WORLDCOM REVISES PROPOSAL: WorldCom Inc. is proposing paying a record $750-million fine to shareholders who were defrauded by the company, an increase of more than $250-million from what it agreed to pay in an earlier proposal. The company, which filed the largest bankruptcy case in U.S. history last year, said in May it would pay $500-million to settle civil accounting charges by the Securities and Exchange Commission. Today's revised settlement was filed with U.S. District Judge Jed Rakoff of New York by WorldCom and the SEC.

FCC FINALIZES RULES: The Federal Communications Commission released final versions of its media ownership rules Wednesday, a move expected to trigger a response from lawmakers who already are fighting the measures. The Republican-controlled FCC eased decades-old restrictions on ownership of newspapers and television and radio stations with a 3-2 party-line vote June 2. The agency's chairman, Michael Powell, said in a statement released with the 257-page document that the FCC succeeded in "building modern rules that take proper account of the explosion of new media outlets for news, information and entertainment, rather than perpetuate the graying rules of a bygone black and white era."

ERNST & YOUNG FINED: Ernst & Young LLP, has agreed to pay $15-million and let tax agents examine its books as part of a settlement that ends an Internal Revenue Service investigation into the disclosure of tax shelters marketed and sold to wealthy clients. Ernst & Young spokesman Kenneth Kerrigan said the accounting firm admits no wrongdoing. The IRS touted Wednesday's accord as a model for future settlements. The agency has opened more than 90 investigations into tax preparation and accounting firms.

SPAMMER PLEADS GUILTY: Nelson Barrero, who operated Corp. and related companies, has pleaded guilty to wire fraud. He has agreed to repay more than $221,000 to consumers who were fleeced by a bogus work-at-home e-mail offer and may serve almost five years in prison for fraud, the Federal Trade Commission said. Barrero is scheduled to be sentenced Sept. 5 by a U.S. judge in E. St. Louis, Ill., the agency said.

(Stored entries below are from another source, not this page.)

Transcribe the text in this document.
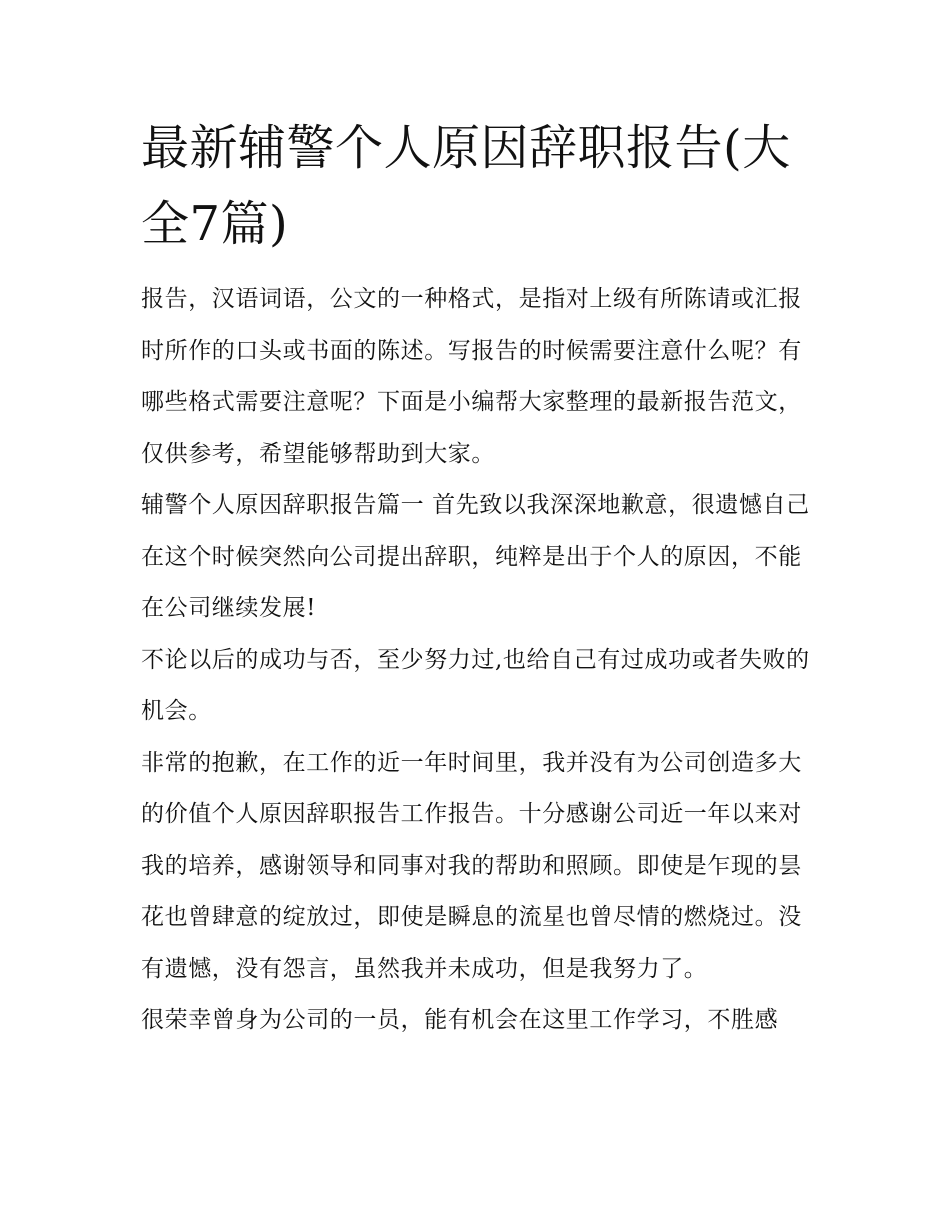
最新辅警个人原因辞职报告(大全7篇)

报告，汉语词语，公文的一种格式，是指对上级有所陈请或汇报时所作的口头或书面的陈述。写报告的时候需要注意什么呢？有哪些格式需要注意呢？下面是小编帮大家整理的最新报告范文，仅供参考，希望能够帮助到大家。

辅警个人原因辞职报告篇一 首先致以我深深地歉意，很遗憾自己在这个时候突然向公司提出辞职，纯粹是出于个人的原因，不能在公司继续发展!

不论以后的成功与否，至少努力过,也给自己有过成功或者失败的机会。

非常的抱歉，在工作的近一年时间里，我并没有为公司创造多大的价值个人原因辞职报告工作报告。十分感谢公司近一年以来对我的培养，感谢领导和同事对我的帮助和照顾。即使是乍现的昙花也曾肆意的绽放过，即使是瞬息的流星也曾尽情的燃烧过。没有遗憾，没有怨言，虽然我并未成功，但是我努力了。

很荣幸曾身为公司的一员，能有机会在这里工作学习，不胜感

Barrero and his companies also reached a settlement with the FTC to reimburse consumers who paid $40 apiece on the false promise they would receive addressed envelopes they could stuff with sales letters, the agency said.

SPAMMER FACES PRISON: K.C. Smith of Oakville, Ky., a 20-year-old high school dropout who admitted sending out 9-million spam e-mails to raise money for two phony companies, could face as long as 40 years in prison and fines of up to $10-million, a federal prosecutor said. Smith pleaded guilty to criminal securities fraud for the scheme, in which he promised double-digit monthly returns to 29 people and claimed a bogus federal agency guaranteed the investments.

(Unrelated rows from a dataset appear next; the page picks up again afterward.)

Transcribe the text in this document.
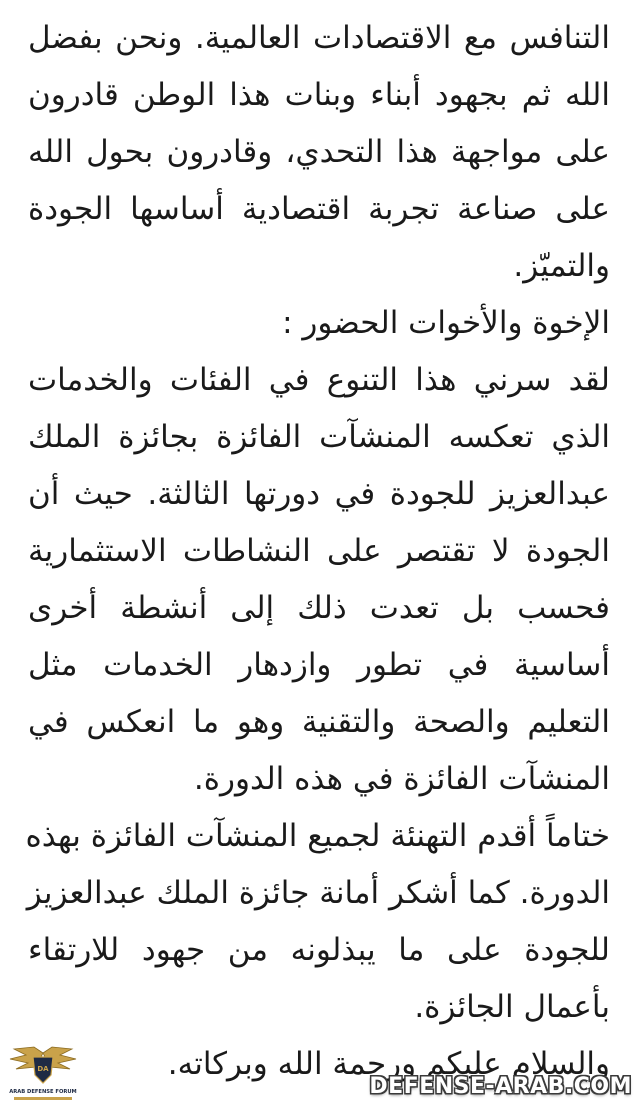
التنافس مع الاقتصادات العالمية. ونحن بفضل
الله ثم بجهود أبناء وبنات هذا الوطن قادرون
على مواجهة هذا التحدي، وقادرون بحول الله
على صناعة تجربة اقتصادية أساسها الجودة
والتميّز.
الإخوة والأخوات الحضور :
لقد سرني هذا التنوع في الفئات والخدمات
الذي تعكسه المنشآت الفائزة بجائزة الملك
عبدالعزيز للجودة في دورتها الثالثة. حيث أن
الجودة لا تقتصر على النشاطات الاستثمارية
فحسب بل تعدت ذلك إلى أنشطة أخرى
أساسية في تطور وازدهار الخدمات مثل
التعليم والصحة والتقنية وهو ما انعكس في
المنشآت الفائزة في هذه الدورة.
ختاماً أقدم التهنئة لجميع المنشآت الفائزة بهذه
الدورة. كما أشكر أمانة جائزة الملك عبدالعزيز
للجودة على ما يبذلونه من جهود للارتقاء
بأعمال الجائزة.
والسلام عليكم ورحمة الله وبركاته.
DA
ARAB DEFENSE FORUM	DEFENSE-ARAB.COM
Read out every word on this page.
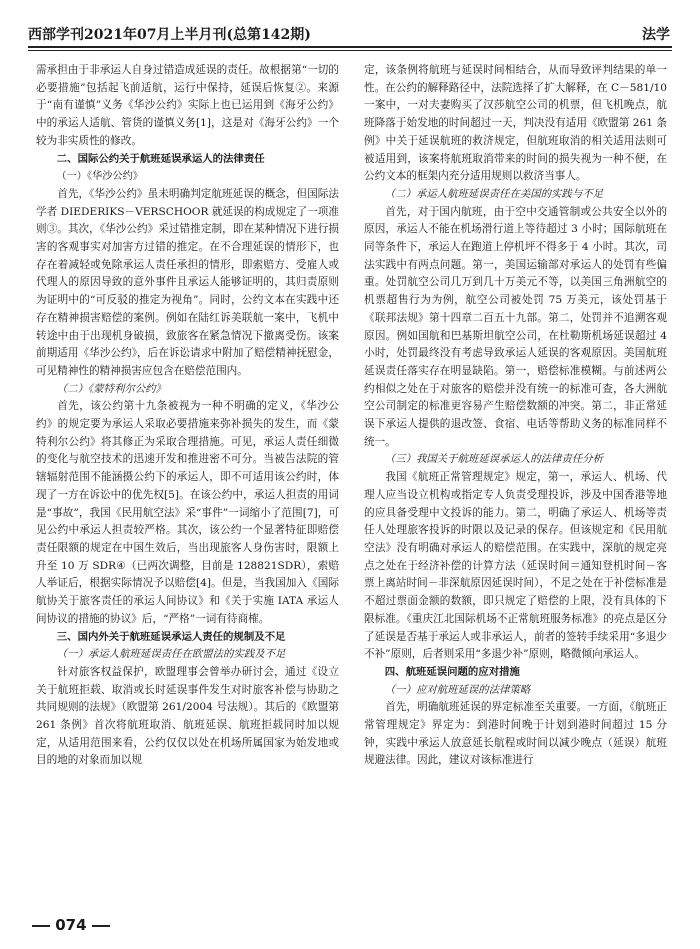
西部学刊2021年07月上半月刊(总第142期)	法学

需承担由于非承运人自身过错造成延误的责任。故根据第“一切的必要措施”包括起飞前适航，运行中保持，延误后恢复②。来源于“南有谨慎”义务《华沙公约》实际上也已运用到《海牙公约》中的承运人适航、管货的谨慎义务[1]，这是对《海牙公约》一个较为非实质性的修改。

二、国际公约关于航班延误承运人的法律责任

（一）《华沙公约》

首先，《华沙公约》虽未明确判定航班延误的概念，但国际法学者 DIEDERIKS－VERSCHOOR 就延误的构成规定了一项准则③。其次，《华沙公约》采过错推定制，即在某种情况下进行损害的客观事实对加害方过错的推定。在不合理延误的情形下，也存在着减轻或免除承运人责任承担的情形，即索赔方、受雇人或代理人的原因导致的意外事件且承运人能够证明的，其归责原则为证明中的“可反驳的推定为视角”。同时，公约文本在实践中还存在精神损害赔偿的案例。例如在陆红诉美联航一案中，飞机中转途中由于出现机身破损，致旅客在紧急情况下撤离受伤。该案前期适用《华沙公约》，后在诉讼请求中附加了赔偿精神抚慰金，可见精神性的精神损害应包含在赔偿范围内。

（二）《蒙特利尔公约》

首先，该公约第十九条被视为一种不明确的定义，《华沙公约》的规定要为承运人采取必要措施来弥补损失的发生，而《蒙特利尔公约》将其修正为采取合理措施。可见，承运人责任细微的变化与航空技术的迅速开发和推进密不可分。当被告法院的管辖辐射范围不能涵摄公约下的承运人，即不可适用该公约时，体现了一方在诉讼中的优先权[5]。在该公约中，承运人担责的用词是“事故”，我国《民用航空法》采“事件”一词缩小了范围[7]，可见公约中承运人担责较严格。其次，该公约一个显著特征即赔偿责任限额的规定在中国生效后，当出现旅客人身伤害时，限额上升至 10 万 SDR④（已两次调整，目前是 128821SDR），索赔人举证后，根据实际情况予以赔偿[4]。但是，当我国加入《国际航协关于旅客责任的承运人间协议》和《关于实施 IATA 承运人间协议的措施的协议》后，“严格”一词有待商榷。

三、国内外关于航班延误承运人责任的规制及不足

（一）承运人航班延误责任在欧盟法的实践及不足

针对旅客权益保护，欧盟理事会曾举办研讨会，通过《设立关于航班拒载、取消或长时延误事件发生对时旅客补偿与协助之共同规则的法规》（欧盟第 261/2004 号法规）。其后的《欧盟第 261 条例》首次将航班取消、航班延误、航班拒载同时加以规定，从适用范围来看，公约仅仅以处在机场所属国家为始发地或目的地的对象而加以规

定，该条例将航班与延误时间相结合，从而导致评判结果的单一性。在公约的解释路径中，法院选择了扩大解释，在 C－581/10 一案中，一对夫妻购买了汉莎航空公司的机票，但飞机晚点，航班降落于始发地的时间超过一天，判决没有适用《欧盟第 261 条例》中关于延误航班的救济规定，但航班取消的相关适用法则可被适用到，该案将航班取消带来的时间的损失视为一种不便，在公约文本的框架内充分适用规则以救济当事人。

（二）承运人航班延误责任在美国的实践与不足

首先，对于国内航班，由于空中交通管制或公共安全以外的原因，承运人不能在机场滑行道上等待超过 3 小时；国际航班在同等条件下，承运人在跑道上停机坪不得多于 4 小时。其次，司法实践中有两点问题。第一，美国运输部对承运人的处罚有些偏重。处罚航空公司几万到几十万美元不等，以美国三角洲航空的机票超售行为为例，航空公司被处罚 75 万美元，该处罚基于《联邦法规》第十四章二百五十九部。第二，处罚并不追溯客观原因。例如国航和巴基斯坦航空公司，在杜勒斯机场延误超过 4 小时，处罚最终没有考虑导致承运人延误的客观原因。美国航班延误责任落实存在明显缺陷。第一，赔偿标准模糊。与前述两公约相似之处在于对旅客的赔偿并没有统一的标准可查，各大洲航空公司制定的标准更容易产生赔偿数额的冲突。第二，非正常延误下承运人提供的退改签、食宿、电话等帮助义务的标准同样不统一。

（三）我国关于航班延误承运人的法律责任分析

我国《航班正常管理规定》规定，第一，承运人、机场、代理人应当设立机构或指定专人负责受理投诉，涉及中国香港等地的应具备受理中文投诉的能力。第二，明确了承运人、机场等责任人处理旅客投诉的时限以及记录的保存。但该规定和《民用航空法》没有明确对承运人的赔偿范围。在实践中，深航的规定亮点之处在于经济补偿的计算方法（延误时间＝通知登机时间－客票上离站时间－非深航原因延误时间），不足之处在于补偿标准是不超过票面金额的数额，即只规定了赔偿的上限，没有具体的下限标准。《重庆江北国际机场不正常航班服务标准》的亮点是区分了延误是否基于承运人或非承运人，前者的签转手续采用“多退少不补”原则，后者则采用“多退少补”原则，略微倾向承运人。

四、航班延误问题的应对措施

（一）应对航班延误的法律策略

首先，明确航班延误的界定标准至关重要。一方面，《航班正常管理规定》界定为：到港时间晚于计划到港时间超过 15 分钟，实践中承运人放意延长航程或时间以减少晚点（延误）航班规避法律。因此，建议对该标准进行

074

GUCCI SALES PLUMMET: Gucci Group NV, the luxury goods maker, said first-quarter profit plunged 97 percent as the war in Iraq, a deadly virus and the euro's rise hurt spending on the company's handbags and shoes. Net income declined to 1.2-million euros ($1.4-million) in the quarter ended April 30, from 35.5-million euros a year earlier, Gucci said in an e-mailed statement. Sales fell 6.7 percent to 567.1-million euros as the company posted an operating loss of 24.4 million euros in the quarter.

KINDRED STOCK CLIMBS: Kindred Healthcare Inc. stock rose 16 percent Wednesday after an analyst upgraded its stock on news it was selling its Florida and Texas nursing-home operations. Shares of the Louisville, Ky., company closed at $21.24, up $2.93, on the Nasdaq exchange. Tuesday, Kindred sold its nursing operations in Florida and Texas for $60-million and a $4-million lease termination fee.

REFI INDEX CLIMBS: The Mortgage Bankers Association said its refinance index, which tracks the number of applications, rose 5.2 percent to a seasonally adjusted 8,599.1 for the week ended June 27. Its purchasing index, a measure of new home sales, increased by 6.6 percent to 438.2. The climb in the indices was most likely caused by the delayed effects of recent declines in mortgage rates. But mortgage rates are now about a quarter of a percentage point higher than where they were two weeks ago, so a pullback in refinancings is expected in the near future, according to Drew Matus, economist at Lehman Brothers.